Дарьюшка ничего не поняла из того, что сказал полковник и он же отец Мирон. Полковник продолжил:
– Я настоял перед тогдашним командиром гарнизона генералом Коченгиным присвоить прапорщику Боровикову звание штабс-капитана и назначить командиром батальона. Своими руками ввел рыжую свинью в каретный ряд. Но увы! Свинья осталась свиньёю.
Дарьюшка – ни слова, но глаза у нее потемнели. Она не забыла, как полковник говорил тогда, что на фронте Тимофей спас ему жизнь и честь.
Полковник говорит, что по тайному приказу Ленина большевики на фронте разложили армию: батальонами, полками сдаются в плен немцам. Одним из таких предателей оказался штабс-капитан Боровиков. Сейчас он приехал в Красноярск из Петрограда. По личному поручению Ленина. Теперь он, понятно, не штабс-капитан, а чрезвычайный комиссар по продовольствию и член военно-революционной тройки. Опасная фигура.
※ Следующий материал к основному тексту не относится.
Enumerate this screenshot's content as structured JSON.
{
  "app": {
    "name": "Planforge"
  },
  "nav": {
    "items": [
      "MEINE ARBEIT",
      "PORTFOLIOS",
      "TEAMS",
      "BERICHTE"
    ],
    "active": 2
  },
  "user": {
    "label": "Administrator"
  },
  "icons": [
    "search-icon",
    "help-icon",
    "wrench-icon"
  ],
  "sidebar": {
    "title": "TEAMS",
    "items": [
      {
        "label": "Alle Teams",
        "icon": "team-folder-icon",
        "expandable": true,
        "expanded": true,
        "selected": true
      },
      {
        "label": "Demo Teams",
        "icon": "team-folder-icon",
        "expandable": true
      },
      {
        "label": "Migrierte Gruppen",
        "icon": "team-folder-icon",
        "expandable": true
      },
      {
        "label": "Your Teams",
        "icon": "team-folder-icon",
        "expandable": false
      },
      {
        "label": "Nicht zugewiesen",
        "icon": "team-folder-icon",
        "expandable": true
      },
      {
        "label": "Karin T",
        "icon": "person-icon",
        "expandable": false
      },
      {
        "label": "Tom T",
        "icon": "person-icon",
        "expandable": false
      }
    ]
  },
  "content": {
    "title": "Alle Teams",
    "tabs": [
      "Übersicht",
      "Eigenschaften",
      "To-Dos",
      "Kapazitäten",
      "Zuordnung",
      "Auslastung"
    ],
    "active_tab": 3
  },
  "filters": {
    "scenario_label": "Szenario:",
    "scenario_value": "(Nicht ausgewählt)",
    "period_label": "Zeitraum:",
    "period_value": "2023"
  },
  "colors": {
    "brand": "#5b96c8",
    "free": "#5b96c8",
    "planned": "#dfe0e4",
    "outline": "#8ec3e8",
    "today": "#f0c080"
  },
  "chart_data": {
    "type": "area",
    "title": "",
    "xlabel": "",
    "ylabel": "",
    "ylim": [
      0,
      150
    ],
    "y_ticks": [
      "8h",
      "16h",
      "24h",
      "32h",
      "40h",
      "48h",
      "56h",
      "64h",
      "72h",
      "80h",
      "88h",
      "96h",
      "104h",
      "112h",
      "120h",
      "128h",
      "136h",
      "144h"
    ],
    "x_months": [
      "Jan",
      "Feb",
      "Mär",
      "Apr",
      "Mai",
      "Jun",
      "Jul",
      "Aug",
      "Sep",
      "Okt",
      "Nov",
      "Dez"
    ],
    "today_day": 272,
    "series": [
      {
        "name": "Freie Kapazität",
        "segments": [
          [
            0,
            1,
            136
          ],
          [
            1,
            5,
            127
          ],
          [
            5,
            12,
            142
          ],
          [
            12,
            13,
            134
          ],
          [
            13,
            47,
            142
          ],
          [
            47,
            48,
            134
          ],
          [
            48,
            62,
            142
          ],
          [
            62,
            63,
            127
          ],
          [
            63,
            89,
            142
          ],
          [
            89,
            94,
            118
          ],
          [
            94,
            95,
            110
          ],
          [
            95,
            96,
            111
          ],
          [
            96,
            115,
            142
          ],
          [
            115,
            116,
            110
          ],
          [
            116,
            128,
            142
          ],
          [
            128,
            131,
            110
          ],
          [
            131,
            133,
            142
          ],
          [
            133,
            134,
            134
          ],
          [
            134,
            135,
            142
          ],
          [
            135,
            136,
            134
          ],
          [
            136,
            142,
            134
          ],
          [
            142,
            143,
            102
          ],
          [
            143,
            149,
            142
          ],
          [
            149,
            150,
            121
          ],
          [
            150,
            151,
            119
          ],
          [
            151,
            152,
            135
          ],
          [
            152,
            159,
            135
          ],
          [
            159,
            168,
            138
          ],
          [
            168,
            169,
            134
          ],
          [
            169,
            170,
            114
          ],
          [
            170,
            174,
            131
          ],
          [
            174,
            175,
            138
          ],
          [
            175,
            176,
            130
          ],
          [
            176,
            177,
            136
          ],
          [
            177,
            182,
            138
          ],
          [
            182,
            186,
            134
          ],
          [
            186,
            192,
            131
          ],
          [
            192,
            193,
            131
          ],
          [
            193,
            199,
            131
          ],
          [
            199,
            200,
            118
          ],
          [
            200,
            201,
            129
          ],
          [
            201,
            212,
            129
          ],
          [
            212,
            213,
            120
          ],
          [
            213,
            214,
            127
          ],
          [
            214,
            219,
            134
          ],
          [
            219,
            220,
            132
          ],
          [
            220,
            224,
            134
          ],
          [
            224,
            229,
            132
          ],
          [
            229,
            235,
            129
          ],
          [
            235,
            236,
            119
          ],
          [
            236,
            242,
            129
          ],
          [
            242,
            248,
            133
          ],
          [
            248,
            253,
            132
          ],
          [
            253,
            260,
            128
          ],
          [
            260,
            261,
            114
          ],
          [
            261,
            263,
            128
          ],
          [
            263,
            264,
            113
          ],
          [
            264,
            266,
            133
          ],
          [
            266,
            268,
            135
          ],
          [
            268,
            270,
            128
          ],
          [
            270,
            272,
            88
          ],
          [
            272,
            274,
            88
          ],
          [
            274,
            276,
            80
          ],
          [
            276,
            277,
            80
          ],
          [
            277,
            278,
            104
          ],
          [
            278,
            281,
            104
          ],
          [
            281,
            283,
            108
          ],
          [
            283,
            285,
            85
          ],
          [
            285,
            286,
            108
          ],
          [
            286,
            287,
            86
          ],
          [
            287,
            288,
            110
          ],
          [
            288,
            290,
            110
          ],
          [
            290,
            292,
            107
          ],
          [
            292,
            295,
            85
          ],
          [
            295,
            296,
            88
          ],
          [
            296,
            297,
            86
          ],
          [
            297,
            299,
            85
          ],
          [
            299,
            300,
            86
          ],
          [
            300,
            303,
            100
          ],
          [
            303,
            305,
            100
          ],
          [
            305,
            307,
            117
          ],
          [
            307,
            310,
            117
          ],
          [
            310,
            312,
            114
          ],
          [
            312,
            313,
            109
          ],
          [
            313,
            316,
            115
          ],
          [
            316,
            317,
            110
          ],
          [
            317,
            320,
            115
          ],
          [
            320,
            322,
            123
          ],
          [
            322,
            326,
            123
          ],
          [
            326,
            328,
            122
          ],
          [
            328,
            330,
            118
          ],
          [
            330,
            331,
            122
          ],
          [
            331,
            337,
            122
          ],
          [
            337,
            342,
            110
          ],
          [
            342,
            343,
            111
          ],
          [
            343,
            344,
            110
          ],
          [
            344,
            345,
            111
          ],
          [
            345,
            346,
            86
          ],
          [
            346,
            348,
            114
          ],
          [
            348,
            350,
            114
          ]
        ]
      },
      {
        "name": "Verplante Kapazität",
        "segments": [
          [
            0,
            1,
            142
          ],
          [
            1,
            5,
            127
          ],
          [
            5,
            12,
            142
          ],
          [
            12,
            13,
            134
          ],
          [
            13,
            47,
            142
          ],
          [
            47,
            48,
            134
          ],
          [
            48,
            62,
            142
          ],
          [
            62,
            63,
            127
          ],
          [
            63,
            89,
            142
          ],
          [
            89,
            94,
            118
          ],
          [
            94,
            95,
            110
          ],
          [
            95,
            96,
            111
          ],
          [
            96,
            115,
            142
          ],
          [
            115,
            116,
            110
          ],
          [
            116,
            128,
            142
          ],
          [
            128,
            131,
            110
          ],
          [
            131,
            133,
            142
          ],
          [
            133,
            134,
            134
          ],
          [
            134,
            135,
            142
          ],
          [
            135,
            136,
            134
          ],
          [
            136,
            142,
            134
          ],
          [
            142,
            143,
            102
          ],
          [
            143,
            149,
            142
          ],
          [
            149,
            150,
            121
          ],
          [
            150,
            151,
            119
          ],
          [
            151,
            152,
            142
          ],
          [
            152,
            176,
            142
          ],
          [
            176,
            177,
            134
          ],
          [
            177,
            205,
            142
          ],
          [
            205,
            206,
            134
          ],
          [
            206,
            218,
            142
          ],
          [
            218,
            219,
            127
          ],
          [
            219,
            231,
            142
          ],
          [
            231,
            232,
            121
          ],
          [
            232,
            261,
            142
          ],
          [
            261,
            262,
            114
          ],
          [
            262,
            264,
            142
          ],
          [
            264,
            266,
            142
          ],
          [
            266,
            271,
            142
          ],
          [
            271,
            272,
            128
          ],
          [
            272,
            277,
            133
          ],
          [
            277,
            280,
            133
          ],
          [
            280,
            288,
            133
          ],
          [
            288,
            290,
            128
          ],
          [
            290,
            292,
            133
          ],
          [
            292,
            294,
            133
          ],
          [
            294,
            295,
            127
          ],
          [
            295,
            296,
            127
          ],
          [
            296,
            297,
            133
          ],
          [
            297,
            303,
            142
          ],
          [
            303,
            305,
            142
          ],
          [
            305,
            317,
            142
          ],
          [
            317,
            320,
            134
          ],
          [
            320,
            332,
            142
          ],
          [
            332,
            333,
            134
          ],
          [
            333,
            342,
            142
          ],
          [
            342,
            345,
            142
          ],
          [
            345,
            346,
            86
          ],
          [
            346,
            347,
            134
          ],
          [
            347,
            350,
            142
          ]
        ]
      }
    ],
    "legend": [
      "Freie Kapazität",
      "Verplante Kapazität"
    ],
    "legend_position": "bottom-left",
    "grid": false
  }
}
– Он тогда не был таким, – сказала Дарьюшка.
– То есть когда?
– В девятьсот четырнадцатом. В ссылке.
– Они все были добренькие и тихенькие в ссылках. И Боровиков, и здешний Дубровинский, и некий Вейнбаум. Теперь они показали себя во всем своем блеске и великолепии!
– Можно? – раздался голос хозяина.
– Пожалуйста, – пригласил отец Мирон.
Хозяин притащил фыркающий паром самовар, сообщив, что к отцу Мирону пришли почетные гости на чашку чая…
VII
На другой день, также под вечер, на паре отдохнувших рысаков Дарьюшка с кучером Микулой подкатила к двухэтажному деревянному дому на Набережной возле пристани, где снимал квартиру на втором этаже капитан Грива. Капитана не было дома – он зимовал в низовье Енисея в Подтесовой со своим пароходом «Орел», на котором плавал после «России».
Инженер Грива обрадовался нежданному приезду жены, не подозревая, что Дарьюшка сутки как в городе.
– Не окоченела, создание богов? – тискал Гавря. Нет, Дарьюшка не замерзла…
– Заезжали греться в Лалетино. Тут совсем рядом, – соврала мужу, пряча виноватые глаза.
– Побей меня гром, рад! Давно бы так.
Тетя Лиза – бездетная жена капитана, тоже обрадовалась приезду Дарьюшки и не знала, чем ее угостить.
– Ах, боже мой! – вспомнила Дарьюшка. – Я вам привезла гостинцы. Туес меду, варенья, крупчатку на рождественские праздники и орехов целый мешок.